ПЯТЬДЕСЯТ ПЯТЬ СНАРЯДОВ Рассказ

В деревне школа большая, хотя и начальная — три класса: первый, второй и третий — двадцать восемь учеников и три учительницы.

В сентябре вместо учёбы — все так решили — вышли на помощь колхозу: картофель убирать. Потому что дожди обещали. Не из райцентра по телефону, а Захар Силыч. У него ноги, ещё в гражданскую белочехами простреленные, ни разу не подводили. Ну и, возраст мудрости добавлял; знал дед Силыч все приметы, какие только можно было. Вот и сказал: через день-два дождь зарядит да надолго.

Председатель колхоза всех деревенских вечером на митинг собрал: попросил, кто может, — больных и старых, — с утра на поле выйти. С председателем ещё парторг[16] из МТС — машинно-тракторной станции — был. Сам из офицеров, по ранению — без руки остался и заикался после контузии — с фронта пришедший. Извинялся парторг, что техники дать не может, на других участках она, но речь такую сказал, что убирать картофель вся деревня вышла. И школьники тоже. Строем. Под барабан. Барабанщиком Фимка-ленинградец был. Лучший ученик — за один год два класса прошёл и третьеклассником стал!

Народ на поле так распределился: один лопатой или вилами копает, другой куст картофельный тащит да отряхивает, третий-четвёртый картофелины в ведро, а после того в мешок ссыпают. Школьников сперва хотели вторыми-третьими назначить, но ребятня самостоятельности запросила. Учительницы опять же учеников своих поддержали, мол, хотим видеть свой конкретный фронт работы.

Мальчишкам-девчонкам шибко слово «фронт» понравилось. Себя бойцами назвали, командиров выбрали, учительниц генералами назначили, председателя колхоза — маршалом.

— Ну, коли так, — «маршал» сказал, — быть по-вашему! — Участок по бороздам ограничил, скомандовал: — Вперёд!

— Вперёд! — мальчишки заорали.

— За Родину! — кто-то добавил.

Тут уж и девчонки поддержали:

— Ур-ра! — закричали.

И поначалу хорошо работали: и быстро, и старательно. Несколько мешков, шутя словно, набрали. Картофелины за собой не оставили: хоть ситом землю просеивай, самое малое зёрнышко и то — в дело! А потом… Ну, что хочешь: по семь-восемь-девять лет каждому — дети же! Уставать стали.

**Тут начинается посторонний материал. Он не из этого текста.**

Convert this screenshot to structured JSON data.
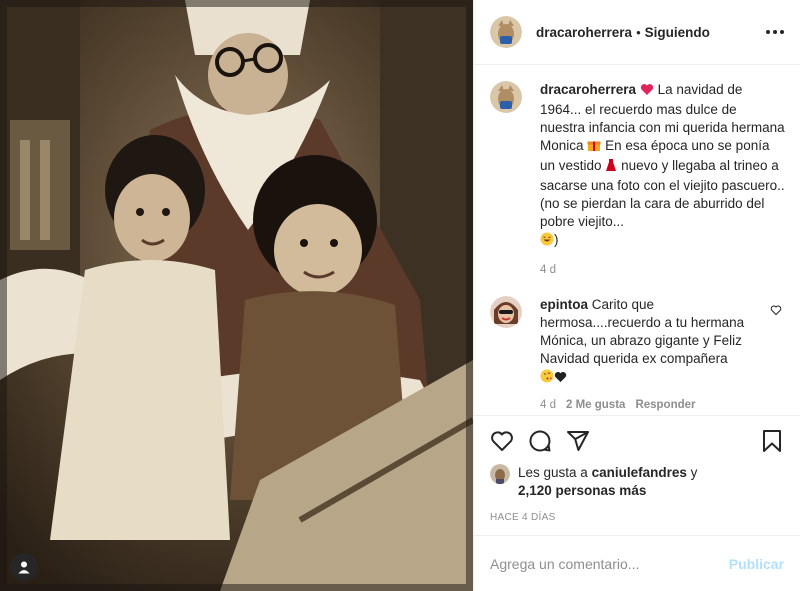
{
  "post": {
    "author": "dracaroherrera",
    "follow_separator": "•",
    "follow_state": "Siguiendo",
    "caption_lines": [
      "La navidad de",
      "1964... el recuerdo mas dulce de",
      "nuestra infancia con mi querida",
      "hermana Monica",
      "En esa época uno",
      "se ponía un vestido",
      "nuevo y",
      "llegaba al trineo a sacarse una foto",
      "con el viejito pascuero.. (no se pierdan",
      "la cara de aburrido del pobre viejito...",
      ")"
    ],
    "caption_age": "4 d"
  },
  "comment": {
    "author": "epintoa",
    "lines": [
      "Carito que",
      "hermosa....recuerdo a tu hermana",
      "Mónica, un abrazo gigante y Feliz",
      "Navidad querida ex compañera"
    ],
    "age": "4 d",
    "likes": "2 Me gusta",
    "reply": "Responder"
  },
  "likes": {
    "prefix": "Les gusta a",
    "user": "caniulefandres",
    "joiner": "y",
    "count": "2,120 personas más"
  },
  "date": "HACE 4 DÍAS",
  "add_comment": {
    "placeholder": "Agrega un comentario...",
    "publish": "Publicar"
  },
  "icons": {
    "more": "more-options-icon",
    "heart": "heart-icon",
    "comment": "comment-icon",
    "share": "share-icon",
    "save": "bookmark-icon",
    "user_tag": "user-tag-icon"
  },
  "colors": {
    "text": "#262626",
    "muted": "#8e8e8e",
    "border": "#efefef",
    "publish_disabled": "#b2dffc"
  }
}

Председатель, маршал то есть, ребят в деревню отправил — на обед, на отдых. Час дал на это дело, да ещё час на дорогу туда-сюда.

Ребятня за пятьдесят минут управилась. Обратно снова под барабан пришли. Ещё бы! Пока обедали, барабанщику письмо с фронта пришло, от отца — почтальонша из района доставила!

Отец у Фимки, сапожник до войны, когда в армию призвали, артиллеристом стал. Сперва подносчиком военную науку осваивал — снаряды к пушке подносил, а там…

Подписано письмо было так: «Ваш муж и отец — наводчик орудия гвардии ефрейтор Семён Исакович». И медалью отца у Фимки наградили — «За отвагу», и к ордену представили, но к какому, Фимкин отец этого ещё не знал.

Передавал Семён Исакович приветы всему своему семейству: жене, сыну, дочери, которой только-только три годика стукнуло. Просил отважный артиллерист кланяться от него колхозу, приютившему ленинградскую семью, сообщал о фронтовых делах. Особенно приятно Фимке было, что отец часть письма посвятил разговору с ним — сыном.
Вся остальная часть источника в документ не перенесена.